04-17-2014, 06:19 AM
(04-11-2014, 05:46 AM)bena Wrote: Didn't read other crits due to my illness. Forgive if I repeat. Quick comments/Please pardon the late reply
Babbling Old Fool (revision #1)
No ears to hear the babbling old fool,
self taught from his private well-read school.
Someone should embrace each humble word,
to miss any chance would be so absurd.
Speaking aloud to all those in range,
any marvelous phrase he may arrange.
Hoping to share to all who would see,
this infinite wisdom offered for free.
Freedom to speak has always been good,
never needing to be understood.
Though on occasion he might expect,
babbling old fools get a little respect.
Poetry is much harder than thought jotting.

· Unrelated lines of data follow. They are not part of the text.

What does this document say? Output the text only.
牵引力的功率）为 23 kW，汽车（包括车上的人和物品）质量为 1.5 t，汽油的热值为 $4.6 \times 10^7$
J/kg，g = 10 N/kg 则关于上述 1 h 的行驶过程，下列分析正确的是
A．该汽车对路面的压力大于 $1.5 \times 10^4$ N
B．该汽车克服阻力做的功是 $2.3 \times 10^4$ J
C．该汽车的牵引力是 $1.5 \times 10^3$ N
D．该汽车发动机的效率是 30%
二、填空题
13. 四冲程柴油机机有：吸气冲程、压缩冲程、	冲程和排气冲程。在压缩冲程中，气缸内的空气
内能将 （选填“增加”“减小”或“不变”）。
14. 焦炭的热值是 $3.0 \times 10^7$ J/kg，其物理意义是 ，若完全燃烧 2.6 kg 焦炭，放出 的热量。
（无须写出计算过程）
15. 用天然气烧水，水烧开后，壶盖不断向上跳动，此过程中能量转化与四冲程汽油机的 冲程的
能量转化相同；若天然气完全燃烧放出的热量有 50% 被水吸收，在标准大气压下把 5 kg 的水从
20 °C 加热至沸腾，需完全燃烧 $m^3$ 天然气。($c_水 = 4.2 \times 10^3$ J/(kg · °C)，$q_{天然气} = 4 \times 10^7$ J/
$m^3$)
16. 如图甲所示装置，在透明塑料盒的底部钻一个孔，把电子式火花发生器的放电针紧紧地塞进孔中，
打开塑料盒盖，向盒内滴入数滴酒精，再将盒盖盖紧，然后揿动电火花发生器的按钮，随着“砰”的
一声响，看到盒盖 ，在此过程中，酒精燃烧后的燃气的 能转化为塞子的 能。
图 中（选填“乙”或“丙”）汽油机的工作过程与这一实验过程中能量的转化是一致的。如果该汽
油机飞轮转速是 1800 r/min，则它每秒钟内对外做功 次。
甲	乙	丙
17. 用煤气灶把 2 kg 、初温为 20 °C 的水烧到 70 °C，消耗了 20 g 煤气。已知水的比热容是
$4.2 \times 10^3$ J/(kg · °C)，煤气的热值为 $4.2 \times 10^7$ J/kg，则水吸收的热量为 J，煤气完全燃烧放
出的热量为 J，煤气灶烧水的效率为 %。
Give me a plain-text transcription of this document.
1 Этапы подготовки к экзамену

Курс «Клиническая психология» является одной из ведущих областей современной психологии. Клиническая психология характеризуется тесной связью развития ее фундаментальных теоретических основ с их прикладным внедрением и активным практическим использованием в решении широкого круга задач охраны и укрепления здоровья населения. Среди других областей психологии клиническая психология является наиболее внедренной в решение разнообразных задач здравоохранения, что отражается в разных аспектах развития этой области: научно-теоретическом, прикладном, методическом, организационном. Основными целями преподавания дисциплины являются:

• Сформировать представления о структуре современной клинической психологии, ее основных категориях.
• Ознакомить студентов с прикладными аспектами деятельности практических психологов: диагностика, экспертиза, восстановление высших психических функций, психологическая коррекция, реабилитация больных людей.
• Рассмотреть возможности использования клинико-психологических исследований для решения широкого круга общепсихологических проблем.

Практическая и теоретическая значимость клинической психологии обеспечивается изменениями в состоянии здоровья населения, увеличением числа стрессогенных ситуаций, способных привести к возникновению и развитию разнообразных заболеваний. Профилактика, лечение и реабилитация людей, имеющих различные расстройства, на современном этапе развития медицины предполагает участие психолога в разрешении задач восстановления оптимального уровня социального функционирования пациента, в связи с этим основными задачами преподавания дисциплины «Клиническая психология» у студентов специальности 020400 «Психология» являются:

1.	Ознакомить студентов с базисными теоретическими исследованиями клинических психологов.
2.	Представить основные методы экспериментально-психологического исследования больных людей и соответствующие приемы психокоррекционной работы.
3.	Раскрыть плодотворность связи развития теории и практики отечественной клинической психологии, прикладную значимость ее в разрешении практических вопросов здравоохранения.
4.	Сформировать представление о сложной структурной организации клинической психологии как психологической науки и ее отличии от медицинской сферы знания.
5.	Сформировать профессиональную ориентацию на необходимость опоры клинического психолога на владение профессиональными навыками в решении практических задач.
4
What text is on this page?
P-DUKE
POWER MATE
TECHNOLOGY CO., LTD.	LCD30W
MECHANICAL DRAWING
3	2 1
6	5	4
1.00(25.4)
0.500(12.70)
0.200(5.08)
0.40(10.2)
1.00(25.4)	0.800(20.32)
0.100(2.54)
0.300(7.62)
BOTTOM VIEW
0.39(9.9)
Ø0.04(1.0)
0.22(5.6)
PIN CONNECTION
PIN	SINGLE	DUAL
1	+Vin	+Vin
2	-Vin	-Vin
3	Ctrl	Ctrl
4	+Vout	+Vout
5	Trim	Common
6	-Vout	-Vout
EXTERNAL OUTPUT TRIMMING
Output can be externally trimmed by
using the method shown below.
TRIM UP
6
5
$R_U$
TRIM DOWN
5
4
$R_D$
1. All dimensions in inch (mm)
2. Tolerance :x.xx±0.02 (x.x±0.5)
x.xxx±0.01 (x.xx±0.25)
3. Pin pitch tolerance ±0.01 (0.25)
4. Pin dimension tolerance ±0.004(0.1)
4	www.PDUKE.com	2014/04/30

Hope this is "more better" if not, I'll do it till I get it right.
As this may or might be an ongoing situation for the BOF, I'm not sure when to use may(present) or might(past)
WAYYY too much use of the word "babbling" in such a short poem.
End rhymes are sooooooo predictable.
I would give this "babbling fool" a name, or a philosopher (even a sardonic one)
In you comments in the end;
'more better' is Horrible grammar. Plus may (present) and might (past) is wrong, as well. Might had is past, but might is used frequently as present too.
Hope this helps!
Thank you for your feed back, looks as though I have a long way to go, I will go back and re edit.